What is Joint or Co-employment?
The legal doctrine of joint or co-employment states that a worker, or a group of workers, can be considered the employee of more than one employer. Because an increasing number of workers today are engaged via staffing firms, temporary placement firms, franchises, or other third-party arrangements, this doctrine is central to understanding today’s workforce.
The co-employment principal is well established under the Fair Labor Standards Act (FLSA), but the statutory language of the Act can be vague or open to interpretation. In January, Dr. Jay Weill, Administrator of the Wage and Hour Division of the Department of Labor, clarified what is meant by co-employment under the FLSA and the Migrant and Seasonal Agricultural Worker Protection Act (MSPA).
In the Interpretation, Weill points out that both the FLSA and MSPA cover joint employment relationships, and asserts the intent of these statutes is to cover most workers under a broad definition of who is an employee. “The concepts of employment and joint employment under the FLSA and MSPA,” Weil emphasized, “are notably broader than the common law concepts of employment and joint employment, which look to the amount of control that an employer exercises over an employee.” In essence, the Department of Labor’s view of who qualifies as an employee and what constitutes joint employment will be more inclusive than most courts.
Potential Joint Employers: Horizontal joint employment and Vertical joint employment.
An employment arrangement should be considered a horizontal joint employment if “an employee is employed by two (or more) technically separate but related or overlapping employers.” The focus is on the relationship of the employers; for example, when a waitress works at different restaurants owned by the same entity.
Vertical joint employment covers arrangements which occur when an employer acts as intermediary employer that provides some employer functions (typically payroll and hiring), for workers whose services are for the benefit of a potential joint employer. Examples of vertical joint employment arrangements are workers engaged via staffing firms, farm labor contractors, or general contractors in the construction trades that engage a subcontracting firm. A key question in this scenario is if the intermediary employer is an employee of the potential joint employer. Generally, the intermediary is in a contractual relationship with the potential joint employer, not an employee.
The complete text of the Administrator’s Interpretation may be found here.
Takeaways for Employers
- The legal principal that an employer can be found to be a joint or co-employer is well established. The two main tests of a joint employer are the “economic reality” test and the “control and direction tests.”
- The Department of Labor recognizes that joint employment arrangements are commonplace, but will expansively define who is a potential “joint employee” under the FLSA and MSPA.
- Joint employment arrangements can occur as horizontal joint employment (arrangements where the potential joint employers share a common legal or ownership arrangement), or as vertical joint employment (arrangements where a worker is engaged for the benefit of a third party who benefits from the employee’s work, usually by providing a payroll or human resources function).
- If the employee’s work must be performed on your business premises, or if you must exercise direction and control over the worker and the working conditions, the greater the likelihood you will be considered a potential joint employer.
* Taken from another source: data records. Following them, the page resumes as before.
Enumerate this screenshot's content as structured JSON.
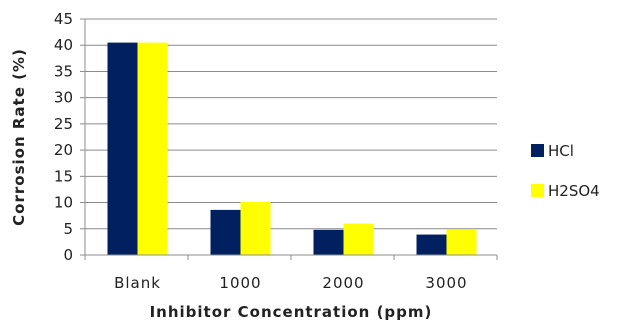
{
  "chart_data": {
    "type": "bar",
    "title": "",
    "xlabel": "Inhibitor Concentration (ppm)",
    "ylabel": "Corrosion Rate (%)",
    "categories": [
      "Blank",
      "1000",
      "2000",
      "3000"
    ],
    "ylim": [
      0,
      45
    ],
    "yticks": [
      0,
      5,
      10,
      15,
      20,
      25,
      30,
      35,
      40,
      45
    ],
    "grid": true,
    "legend_position": "right",
    "series": [
      {
        "name": "HCl",
        "color": "#002060",
        "values": [
          40.5,
          8.6,
          4.8,
          3.9
        ]
      },
      {
        "name": "H2SO4",
        "color": "#ffff00",
        "values": [
          40.5,
          10.1,
          6.0,
          4.9
        ]
      }
    ]
  }
}
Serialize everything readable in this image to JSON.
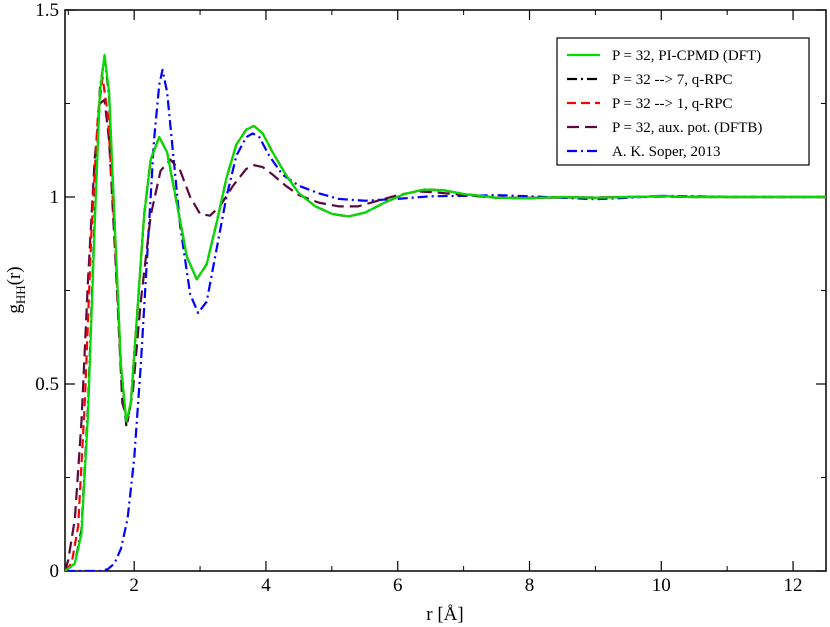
{
  "chart_data": {
    "type": "line",
    "title": "",
    "xlabel": "r [Å]",
    "ylabel": {
      "main": "g",
      "sub": "HH",
      "suffix": "(r)"
    },
    "xlim": [
      0.95,
      12.5
    ],
    "ylim": [
      0,
      1.5
    ],
    "x_ticks": [
      2,
      4,
      6,
      8,
      10,
      12
    ],
    "y_ticks": [
      0,
      0.5,
      1,
      1.5
    ],
    "x_tick_labels": [
      "2",
      "4",
      "6",
      "8",
      "10",
      "12"
    ],
    "y_tick_labels": [
      "0",
      "0.5",
      "1",
      "1.5"
    ],
    "grid": false,
    "legend_position": "top-right",
    "series": [
      {
        "name": "P = 32, PI-CPMD (DFT)",
        "color": "#00dd00",
        "dash": "solid",
        "points": [
          [
            0.95,
            0.0
          ],
          [
            1.1,
            0.02
          ],
          [
            1.2,
            0.1
          ],
          [
            1.3,
            0.42
          ],
          [
            1.4,
            0.92
          ],
          [
            1.48,
            1.28
          ],
          [
            1.55,
            1.38
          ],
          [
            1.62,
            1.28
          ],
          [
            1.7,
            0.95
          ],
          [
            1.8,
            0.55
          ],
          [
            1.88,
            0.4
          ],
          [
            1.95,
            0.45
          ],
          [
            2.05,
            0.7
          ],
          [
            2.15,
            0.95
          ],
          [
            2.25,
            1.1
          ],
          [
            2.38,
            1.16
          ],
          [
            2.5,
            1.12
          ],
          [
            2.65,
            0.98
          ],
          [
            2.8,
            0.84
          ],
          [
            2.95,
            0.78
          ],
          [
            3.1,
            0.82
          ],
          [
            3.25,
            0.93
          ],
          [
            3.4,
            1.05
          ],
          [
            3.55,
            1.14
          ],
          [
            3.7,
            1.18
          ],
          [
            3.82,
            1.19
          ],
          [
            3.95,
            1.17
          ],
          [
            4.1,
            1.12
          ],
          [
            4.3,
            1.06
          ],
          [
            4.5,
            1.01
          ],
          [
            4.75,
            0.975
          ],
          [
            5.0,
            0.955
          ],
          [
            5.25,
            0.948
          ],
          [
            5.5,
            0.958
          ],
          [
            5.8,
            0.985
          ],
          [
            6.1,
            1.008
          ],
          [
            6.4,
            1.02
          ],
          [
            6.7,
            1.018
          ],
          [
            7.0,
            1.008
          ],
          [
            7.5,
            0.998
          ],
          [
            8.0,
            0.997
          ],
          [
            8.5,
            1.0
          ],
          [
            9.0,
            0.998
          ],
          [
            9.5,
            1.0
          ],
          [
            10.0,
            1.002
          ],
          [
            10.5,
            1.0
          ],
          [
            11.0,
            1.0
          ],
          [
            12.5,
            1.0
          ]
        ]
      },
      {
        "name": "P = 32 --> 7, q-RPC",
        "color": "#000000",
        "dash": "dashdot",
        "points": [
          [
            0.95,
            0.0
          ],
          [
            1.1,
            0.02
          ],
          [
            1.2,
            0.11
          ],
          [
            1.3,
            0.44
          ],
          [
            1.4,
            0.94
          ],
          [
            1.48,
            1.29
          ],
          [
            1.55,
            1.375
          ],
          [
            1.62,
            1.27
          ],
          [
            1.7,
            0.94
          ],
          [
            1.8,
            0.54
          ],
          [
            1.88,
            0.39
          ],
          [
            1.95,
            0.45
          ],
          [
            2.05,
            0.7
          ],
          [
            2.15,
            0.95
          ],
          [
            2.25,
            1.1
          ],
          [
            2.38,
            1.16
          ],
          [
            2.5,
            1.12
          ],
          [
            2.65,
            0.98
          ],
          [
            2.8,
            0.84
          ],
          [
            2.95,
            0.78
          ],
          [
            3.1,
            0.82
          ],
          [
            3.25,
            0.93
          ],
          [
            3.4,
            1.05
          ],
          [
            3.55,
            1.14
          ],
          [
            3.7,
            1.18
          ],
          [
            3.82,
            1.19
          ],
          [
            3.95,
            1.17
          ],
          [
            4.1,
            1.12
          ],
          [
            4.3,
            1.06
          ],
          [
            4.5,
            1.01
          ],
          [
            4.75,
            0.975
          ],
          [
            5.0,
            0.955
          ],
          [
            5.25,
            0.948
          ],
          [
            5.5,
            0.958
          ],
          [
            5.8,
            0.985
          ],
          [
            6.1,
            1.008
          ],
          [
            6.4,
            1.02
          ],
          [
            6.7,
            1.018
          ],
          [
            7.0,
            1.008
          ],
          [
            7.5,
            0.998
          ],
          [
            8.0,
            0.997
          ],
          [
            8.5,
            1.0
          ],
          [
            9.0,
            0.998
          ],
          [
            9.5,
            1.0
          ],
          [
            10.0,
            1.002
          ],
          [
            10.5,
            1.0
          ],
          [
            11.0,
            1.0
          ],
          [
            12.5,
            1.0
          ]
        ]
      },
      {
        "name": "P = 32 --> 1, q-RPC",
        "color": "#ff0000",
        "dash": "dashed",
        "points": [
          [
            0.95,
            0.0
          ],
          [
            1.05,
            0.02
          ],
          [
            1.15,
            0.12
          ],
          [
            1.25,
            0.45
          ],
          [
            1.35,
            0.9
          ],
          [
            1.45,
            1.22
          ],
          [
            1.52,
            1.32
          ],
          [
            1.6,
            1.22
          ],
          [
            1.7,
            0.92
          ],
          [
            1.8,
            0.55
          ],
          [
            1.88,
            0.4
          ],
          [
            1.95,
            0.45
          ],
          [
            2.05,
            0.7
          ],
          [
            2.15,
            0.95
          ],
          [
            2.25,
            1.1
          ],
          [
            2.38,
            1.16
          ],
          [
            2.5,
            1.12
          ],
          [
            2.65,
            0.98
          ],
          [
            2.8,
            0.84
          ],
          [
            2.95,
            0.78
          ],
          [
            3.1,
            0.82
          ],
          [
            3.25,
            0.93
          ],
          [
            3.4,
            1.05
          ],
          [
            3.55,
            1.14
          ],
          [
            3.7,
            1.18
          ],
          [
            3.82,
            1.19
          ],
          [
            3.95,
            1.17
          ],
          [
            4.1,
            1.12
          ],
          [
            4.3,
            1.06
          ],
          [
            4.5,
            1.01
          ],
          [
            4.75,
            0.975
          ],
          [
            5.0,
            0.955
          ],
          [
            5.25,
            0.948
          ],
          [
            5.5,
            0.958
          ],
          [
            5.8,
            0.985
          ],
          [
            6.1,
            1.008
          ],
          [
            6.4,
            1.02
          ],
          [
            6.7,
            1.018
          ],
          [
            7.0,
            1.008
          ],
          [
            7.5,
            0.998
          ],
          [
            8.0,
            0.997
          ],
          [
            8.5,
            1.0
          ],
          [
            9.0,
            0.998
          ],
          [
            9.5,
            1.0
          ],
          [
            10.0,
            1.002
          ],
          [
            10.5,
            1.0
          ],
          [
            11.0,
            1.0
          ],
          [
            12.5,
            1.0
          ]
        ]
      },
      {
        "name": "P = 32, aux. pot. (DFTB)",
        "color": "#5a0a3c",
        "dash": "longdash",
        "points": [
          [
            0.95,
            0.0
          ],
          [
            1.0,
            0.03
          ],
          [
            1.1,
            0.14
          ],
          [
            1.2,
            0.4
          ],
          [
            1.3,
            0.78
          ],
          [
            1.4,
            1.1
          ],
          [
            1.48,
            1.25
          ],
          [
            1.55,
            1.26
          ],
          [
            1.62,
            1.15
          ],
          [
            1.72,
            0.82
          ],
          [
            1.82,
            0.45
          ],
          [
            1.9,
            0.4
          ],
          [
            1.98,
            0.48
          ],
          [
            2.1,
            0.72
          ],
          [
            2.25,
            0.95
          ],
          [
            2.4,
            1.07
          ],
          [
            2.55,
            1.1
          ],
          [
            2.7,
            1.07
          ],
          [
            2.85,
            1.0
          ],
          [
            3.0,
            0.955
          ],
          [
            3.15,
            0.95
          ],
          [
            3.3,
            0.975
          ],
          [
            3.5,
            1.03
          ],
          [
            3.7,
            1.075
          ],
          [
            3.82,
            1.085
          ],
          [
            3.95,
            1.08
          ],
          [
            4.1,
            1.06
          ],
          [
            4.3,
            1.03
          ],
          [
            4.5,
            1.005
          ],
          [
            4.8,
            0.985
          ],
          [
            5.1,
            0.975
          ],
          [
            5.4,
            0.975
          ],
          [
            5.7,
            0.99
          ],
          [
            6.0,
            1.005
          ],
          [
            6.3,
            1.015
          ],
          [
            6.6,
            1.012
          ],
          [
            7.0,
            1.005
          ],
          [
            7.5,
            0.998
          ],
          [
            8.0,
            0.998
          ],
          [
            9.0,
            0.999
          ],
          [
            10.0,
            1.001
          ],
          [
            11.0,
            1.0
          ],
          [
            12.5,
            1.0
          ]
        ]
      },
      {
        "name": "A. K. Soper, 2013",
        "color": "#0000ff",
        "dash": "dashdot",
        "points": [
          [
            0.95,
            0.0
          ],
          [
            1.5,
            0.0
          ],
          [
            1.6,
            0.005
          ],
          [
            1.7,
            0.02
          ],
          [
            1.8,
            0.06
          ],
          [
            1.9,
            0.14
          ],
          [
            2.0,
            0.3
          ],
          [
            2.1,
            0.55
          ],
          [
            2.2,
            0.85
          ],
          [
            2.3,
            1.15
          ],
          [
            2.38,
            1.3
          ],
          [
            2.43,
            1.34
          ],
          [
            2.5,
            1.28
          ],
          [
            2.6,
            1.1
          ],
          [
            2.7,
            0.92
          ],
          [
            2.85,
            0.74
          ],
          [
            2.97,
            0.69
          ],
          [
            3.1,
            0.72
          ],
          [
            3.25,
            0.86
          ],
          [
            3.4,
            1.0
          ],
          [
            3.55,
            1.11
          ],
          [
            3.7,
            1.16
          ],
          [
            3.8,
            1.17
          ],
          [
            3.9,
            1.16
          ],
          [
            4.05,
            1.11
          ],
          [
            4.25,
            1.06
          ],
          [
            4.5,
            1.03
          ],
          [
            4.8,
            1.01
          ],
          [
            5.1,
            0.995
          ],
          [
            5.5,
            0.99
          ],
          [
            6.0,
            0.995
          ],
          [
            6.5,
            1.002
          ],
          [
            7.0,
            1.003
          ],
          [
            7.5,
            1.005
          ],
          [
            8.0,
            1.002
          ],
          [
            8.5,
            0.998
          ],
          [
            9.0,
            0.994
          ],
          [
            9.5,
            0.998
          ],
          [
            10.0,
            1.003
          ],
          [
            10.5,
            1.002
          ],
          [
            11.0,
            1.0
          ],
          [
            12.5,
            1.0
          ]
        ]
      }
    ]
  }
}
If the work is integral to your business, or if the worker is performing services similar to an employee, the greater the likelihood you will be considered a potential joint employer.
- If your company engages workers through a third party, such as a staffing firm or temporary agency, ensure the firm is familiar with all federal and state labor, health, and safety laws. Work with firms that correctly categorize their workers with regard to their eligibility for overtime pay (exempt non-exempt status).
- If your firm allows a third party agency or staffing firm to provide workers who are categorized as independent contractors, be cautious. If that agency has misclassified the worker and the worker later files for overtime, worker’s compensation or unemployment benefits, you could be deemed liable as a potential joint employer who had the benefit of the worker’s services. This is especially true if the worker’s services are integral to your business, or if any of the other conditions of vertical joint employment are present.